The logistics segment's contribution margin in the first quarter 2015 was $24.3 million compared to $21.8 million in the first quarter 2014. On a year-over-year basis, this increase was due to several factors. First, Delek Logistics’ acquisition of the product terminal and substantially all of the storage tank assets at the El Dorado refinery in February 2014 from a subsidiary of Delek US and the purchase of the assets of Frank Thompson Transport in December 2014 improved performance in the first quarter 2015. Second, new agreements in place on January 1, 2015 increased contribution from the Paline Pipeline. Third, higher volumes on the Lion Pipeline System compared to the first quarter 2014 improved results on a year-over-year basis.

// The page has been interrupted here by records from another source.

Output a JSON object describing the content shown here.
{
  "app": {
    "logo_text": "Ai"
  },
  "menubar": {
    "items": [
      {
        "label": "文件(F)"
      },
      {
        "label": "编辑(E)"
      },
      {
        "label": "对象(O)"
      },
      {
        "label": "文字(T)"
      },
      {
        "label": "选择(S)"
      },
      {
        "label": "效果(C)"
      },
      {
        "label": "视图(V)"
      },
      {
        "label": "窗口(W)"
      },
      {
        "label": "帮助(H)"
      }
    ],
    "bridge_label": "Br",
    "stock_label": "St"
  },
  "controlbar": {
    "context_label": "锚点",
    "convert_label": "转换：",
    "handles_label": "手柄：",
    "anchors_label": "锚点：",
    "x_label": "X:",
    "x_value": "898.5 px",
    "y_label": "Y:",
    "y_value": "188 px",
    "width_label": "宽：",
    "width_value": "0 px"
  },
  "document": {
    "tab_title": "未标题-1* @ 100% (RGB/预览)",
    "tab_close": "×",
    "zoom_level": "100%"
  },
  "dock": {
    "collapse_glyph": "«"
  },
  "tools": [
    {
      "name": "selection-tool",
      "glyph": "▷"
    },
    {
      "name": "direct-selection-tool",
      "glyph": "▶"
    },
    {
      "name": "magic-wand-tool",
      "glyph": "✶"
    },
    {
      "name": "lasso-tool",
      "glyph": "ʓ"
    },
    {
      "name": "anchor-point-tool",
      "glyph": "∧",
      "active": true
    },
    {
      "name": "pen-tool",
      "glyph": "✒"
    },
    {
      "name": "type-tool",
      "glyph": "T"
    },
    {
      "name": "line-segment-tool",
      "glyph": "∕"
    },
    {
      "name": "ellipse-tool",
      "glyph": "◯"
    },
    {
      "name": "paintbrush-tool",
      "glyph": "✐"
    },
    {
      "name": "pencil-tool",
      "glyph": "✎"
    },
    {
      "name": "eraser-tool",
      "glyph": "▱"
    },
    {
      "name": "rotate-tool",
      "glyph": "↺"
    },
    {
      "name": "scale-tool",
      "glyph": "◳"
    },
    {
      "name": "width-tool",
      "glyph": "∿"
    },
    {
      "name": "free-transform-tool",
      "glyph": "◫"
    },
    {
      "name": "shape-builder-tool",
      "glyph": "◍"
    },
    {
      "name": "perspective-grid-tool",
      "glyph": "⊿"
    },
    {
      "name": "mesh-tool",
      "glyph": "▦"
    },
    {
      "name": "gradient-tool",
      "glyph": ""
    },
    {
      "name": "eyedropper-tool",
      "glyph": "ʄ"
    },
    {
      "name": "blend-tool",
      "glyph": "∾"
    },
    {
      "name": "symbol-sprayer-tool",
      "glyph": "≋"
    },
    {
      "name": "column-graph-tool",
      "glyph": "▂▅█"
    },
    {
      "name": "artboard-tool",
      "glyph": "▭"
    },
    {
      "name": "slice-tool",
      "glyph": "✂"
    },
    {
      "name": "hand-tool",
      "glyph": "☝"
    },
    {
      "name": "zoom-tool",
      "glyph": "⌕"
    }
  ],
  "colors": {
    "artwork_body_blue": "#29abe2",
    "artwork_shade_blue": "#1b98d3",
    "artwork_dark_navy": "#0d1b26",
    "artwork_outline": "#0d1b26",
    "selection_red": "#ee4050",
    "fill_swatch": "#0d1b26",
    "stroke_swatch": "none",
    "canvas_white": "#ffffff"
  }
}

These factors more than offset a lower gross margin per barrel in the west Texas wholesale business and lower volumes under the marketing agreement and product terminal supporting the Tyler, Texas refinery that underwent a scheduled turnaround and expansion in the first quarter 2015.

Retail Segment

   

Three Months Ended
March 31,

Retail Operating Highlights 2015     2014
Contribution margin, $ in millions $12.3 $5.9
Operating expenses, $ in millions $32.5 $32.2
 
Merchandise margin 28.1% 28.4%
Fuel margin, per gallon $0.163 $0.124
 
Store count (end of period) 360 361
 

Retail segment contribution margin increased year-over-year primarily due to higher fuel margins and gallons sold. Fuel gallons sold increased to 108.7 million from 97.8 million in the prior-year period and merchandise sales increased to $94.5 million compared to $89.4 million. On a same store sales basis, fuel gallons sold increased 6.0% and merchandise sales increased 3.5% from first quarter 2014. The increase in same store fuel gallons was primarily driven by improved performance from the large-format store category on a year-over-year basis. At the end of the first quarter 2015, there were a total of 64 large-format stores in the portfolio.

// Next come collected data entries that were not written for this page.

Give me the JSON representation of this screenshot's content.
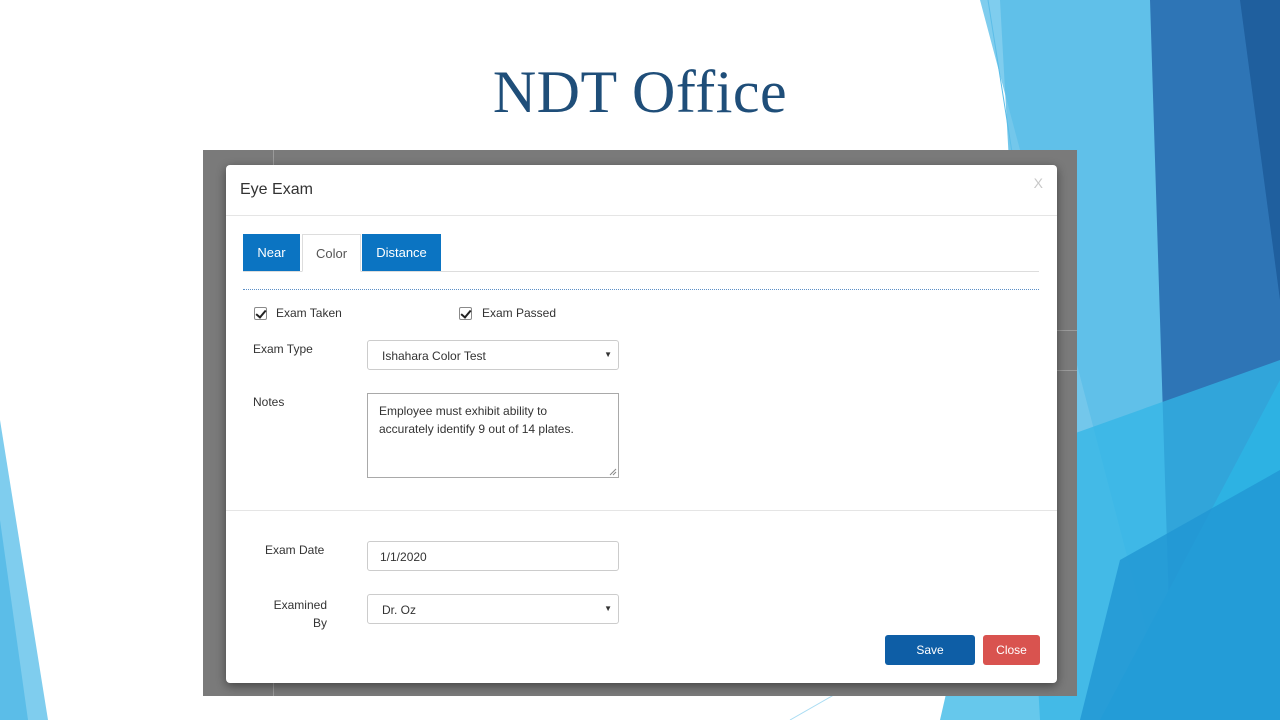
{
  "slide": {
    "title": "NDT Office"
  },
  "modal": {
    "title": "Eye Exam",
    "close_glyph": "X",
    "tabs": [
      {
        "label": "Near",
        "state": "highlighted"
      },
      {
        "label": "Color",
        "state": "active"
      },
      {
        "label": "Distance",
        "state": "highlighted"
      }
    ],
    "exam_taken": {
      "label": "Exam Taken",
      "checked": true
    },
    "exam_passed": {
      "label": "Exam Passed",
      "checked": true
    },
    "exam_type": {
      "label": "Exam Type",
      "value": "Ishahara Color Test"
    },
    "notes": {
      "label": "Notes",
      "value": "Employee must exhibit ability to accurately identify 9 out of 14 plates."
    },
    "exam_date": {
      "label": "Exam Date",
      "value": "1/1/2020"
    },
    "examined_by": {
      "label_line1": "Examined",
      "label_line2": "By",
      "value": "Dr. Oz"
    },
    "buttons": {
      "save": "Save",
      "close": "Close"
    }
  },
  "colors": {
    "title": "#1f4e79",
    "tab_blue": "#0b74c2",
    "save": "#0e5ea6",
    "close": "#d9534f"
  }
}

First Quarter 2015 Results | Conference Call Information

Delek US will hold a conference call to discuss its first quarter 2015 results on Wednesday, May 6, 2015 at 8:30 a.m. Central Time. Investors will have the opportunity to listen to the conference call live by going to www.DelekUS.com and clicking on the Investor Relations tab. Participants are encouraged to register at least 15 minutes early to download and install any necessary software. For those who cannot listen to the live broadcast, a telephonic replay will be available through August 4, 2015 by dialing (855) 859-2056, passcode 29419413. An archived version of the replay will also be available at www.DelekUS.com for 90 days.

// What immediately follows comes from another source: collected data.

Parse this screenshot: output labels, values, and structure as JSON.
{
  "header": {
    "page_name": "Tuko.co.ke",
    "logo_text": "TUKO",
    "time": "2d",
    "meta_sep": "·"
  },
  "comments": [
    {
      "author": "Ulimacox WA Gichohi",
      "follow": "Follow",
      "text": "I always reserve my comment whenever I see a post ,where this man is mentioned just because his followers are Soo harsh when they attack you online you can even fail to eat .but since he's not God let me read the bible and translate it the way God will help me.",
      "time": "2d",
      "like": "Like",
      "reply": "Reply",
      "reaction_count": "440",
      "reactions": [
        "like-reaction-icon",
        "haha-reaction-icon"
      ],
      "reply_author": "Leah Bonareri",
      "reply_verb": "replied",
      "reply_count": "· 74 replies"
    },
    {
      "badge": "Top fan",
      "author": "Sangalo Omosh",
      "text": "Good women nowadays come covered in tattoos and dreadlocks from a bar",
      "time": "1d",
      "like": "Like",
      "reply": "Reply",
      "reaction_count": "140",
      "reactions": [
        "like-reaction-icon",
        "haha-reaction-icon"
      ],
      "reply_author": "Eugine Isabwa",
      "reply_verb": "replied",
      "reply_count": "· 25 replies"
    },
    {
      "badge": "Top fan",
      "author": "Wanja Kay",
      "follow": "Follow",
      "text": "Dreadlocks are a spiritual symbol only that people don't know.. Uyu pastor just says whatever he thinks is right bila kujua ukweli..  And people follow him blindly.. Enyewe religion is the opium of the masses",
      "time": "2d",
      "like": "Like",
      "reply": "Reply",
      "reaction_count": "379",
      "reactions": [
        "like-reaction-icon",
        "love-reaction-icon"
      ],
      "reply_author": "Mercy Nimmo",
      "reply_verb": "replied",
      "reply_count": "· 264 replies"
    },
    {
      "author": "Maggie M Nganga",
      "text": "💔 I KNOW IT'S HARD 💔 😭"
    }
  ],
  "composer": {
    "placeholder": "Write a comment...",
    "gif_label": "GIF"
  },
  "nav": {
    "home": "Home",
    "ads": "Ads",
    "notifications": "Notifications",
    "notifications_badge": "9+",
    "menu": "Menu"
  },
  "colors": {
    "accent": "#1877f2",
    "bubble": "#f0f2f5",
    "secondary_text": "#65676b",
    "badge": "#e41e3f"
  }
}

Investors may also wish to listen to Delek Logistics’ (NYSE: DKL) first quarter earnings conference call that will be held on May 6, 2015 at 7:30 a.m. Central Time and review Delek Logistics’ earnings press release. Market trends and information disclosed by Delek Logistics may be relevant to the logistics segment reported by Delek US. Both a replay of the conference call and press release for Delek Logistics are available online at www.deleklogistics.com.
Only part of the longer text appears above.